What is to be done for configuration? When I need this in my own code, I create a library that exports the configuration as identifier syntax. Here’s an abbreviated example from Loko Scheme:

(library (loko arch amd64 config)
  (export
    ; ...
    use-popcnt)
  (import
    (rnrs))

(define-syntax define-const
  (syntax-rules ()
    ((_ name v)
     (define-syntax name
       (identifier-syntax v)))))

; ...

(define-const use-popcnt #f))

I can then use this identifier syntax as a regular variable, like (if use-popcnt <do-this> <do-that>). But thanks to define-const it becomes inlined at the place where it is used. So if it’s set to #f then the expanded conditional is actually (if #f <do-this> <do-that>), which is trivial to optimize.

Akku supports this stuff

I have included support in Akku for both the R6RS and R7RS approach to portability. Akku will keep track of which Scheme implementation an R6RS library is meant for and adapt the way it installs the library. It will use the .<impl>.sls extension and even escape the file name correctly for that implementation.

With R7RS libraries it merely needs to install the .sld file to the right location. This is simple enough to do. But Akku also translates R7RS libraries into R6RS libraries. Akku has to do some interesting juggling when cond-expand appears at the define-library level.

Akku checks the list of features that appear cond-expand and looks to see if it recognizes any implementation names. For each implementation it then creates a copy of the library that is specific to that implementation. For each such copy it expands all cond-expand expressions at the define-library level, as best as it can, and installs .<impl>.sls files. Kind of dirty, but it mostly works.

For example, this library will be installed as hello.chezscheme.sls, hello.loko.sls, hello.sld and hello.sls:

(define-library (hello)
  (export hello)
  (cond-expand
   ((library (rnrs))
    (import (rnrs)))
   (else
    (import (scheme base))))

  (cond-expand
   (chezscheme
    (begin
      (define (hello)
        (display "Hello Chez!\n"))))
   (loko
    (begin
      (define (hello)
        (display "Hello Loko!\n"))))
   (else
    (begin
      (define (hello)
        (display "Hello world!\n"))))))

(The hello.loko.sls file it creates is actually a symlink to hello.sld because Akku knows that Loko supports R7RS).

Maybe a way forward

The picture I’ve painted seems quite damning for cond-expand. But the problem is not really cond-expand itself. The problem is when the misuse of cond-expand leads to a mess. I’m not advocating for its removal, but I would like it to be better understood for what it is. Some widely distributed guidelines for how to use it would go far in reducing the damage.

The “Plan 9” approach of making APIs can be done with cond-expand just as well as with the R6RS approach of .<impl>.sls>. It just requires that you know what you’re doing; that it’s a bad idea to sprinkle all your code with cond-expand and that you should keep this code in isolated libraries.

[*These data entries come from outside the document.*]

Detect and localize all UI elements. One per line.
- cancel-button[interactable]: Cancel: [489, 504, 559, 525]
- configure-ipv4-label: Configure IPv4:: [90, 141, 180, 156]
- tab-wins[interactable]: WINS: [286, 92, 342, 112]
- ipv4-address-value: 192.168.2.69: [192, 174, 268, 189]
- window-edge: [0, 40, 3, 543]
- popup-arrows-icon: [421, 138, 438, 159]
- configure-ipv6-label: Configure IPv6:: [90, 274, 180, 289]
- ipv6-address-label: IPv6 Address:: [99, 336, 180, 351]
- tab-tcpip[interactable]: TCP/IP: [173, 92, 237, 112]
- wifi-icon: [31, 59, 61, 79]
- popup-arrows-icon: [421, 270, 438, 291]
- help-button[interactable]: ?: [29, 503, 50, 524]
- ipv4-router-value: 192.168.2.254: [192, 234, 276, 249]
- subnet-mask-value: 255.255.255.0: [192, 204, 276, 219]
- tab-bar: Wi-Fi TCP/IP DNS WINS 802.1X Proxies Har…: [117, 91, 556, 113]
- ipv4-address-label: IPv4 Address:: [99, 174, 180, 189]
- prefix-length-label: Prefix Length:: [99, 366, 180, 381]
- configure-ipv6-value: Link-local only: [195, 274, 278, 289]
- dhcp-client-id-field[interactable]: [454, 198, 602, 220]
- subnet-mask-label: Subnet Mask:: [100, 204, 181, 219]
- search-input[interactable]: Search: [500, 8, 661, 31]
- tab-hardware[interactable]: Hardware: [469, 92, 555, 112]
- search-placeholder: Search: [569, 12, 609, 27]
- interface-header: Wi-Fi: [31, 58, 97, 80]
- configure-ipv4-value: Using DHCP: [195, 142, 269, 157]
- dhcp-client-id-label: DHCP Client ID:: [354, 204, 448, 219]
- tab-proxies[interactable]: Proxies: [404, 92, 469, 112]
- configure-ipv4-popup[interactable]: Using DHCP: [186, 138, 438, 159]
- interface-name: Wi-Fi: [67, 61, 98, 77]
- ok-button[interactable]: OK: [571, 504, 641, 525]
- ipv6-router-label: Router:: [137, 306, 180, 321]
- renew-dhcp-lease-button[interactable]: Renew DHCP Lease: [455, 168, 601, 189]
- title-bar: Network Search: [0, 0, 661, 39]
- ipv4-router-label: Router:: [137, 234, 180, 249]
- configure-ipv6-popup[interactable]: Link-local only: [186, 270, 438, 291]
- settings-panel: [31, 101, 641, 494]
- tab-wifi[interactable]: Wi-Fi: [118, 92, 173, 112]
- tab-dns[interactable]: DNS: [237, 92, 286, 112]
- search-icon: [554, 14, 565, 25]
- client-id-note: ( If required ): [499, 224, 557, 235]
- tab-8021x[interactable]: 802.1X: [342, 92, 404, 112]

Finally, I’d like to say that cond-expand is actually more powerful than the .<impl>.sls approach. This power unfortunately makes static analysis of library declarations more difficult, but it also gives you access to feature identifiers that are more interesting than just the name of the Scheme implementation, such as x86-64 and clr. But please do hide your use of these behind an appropriate API.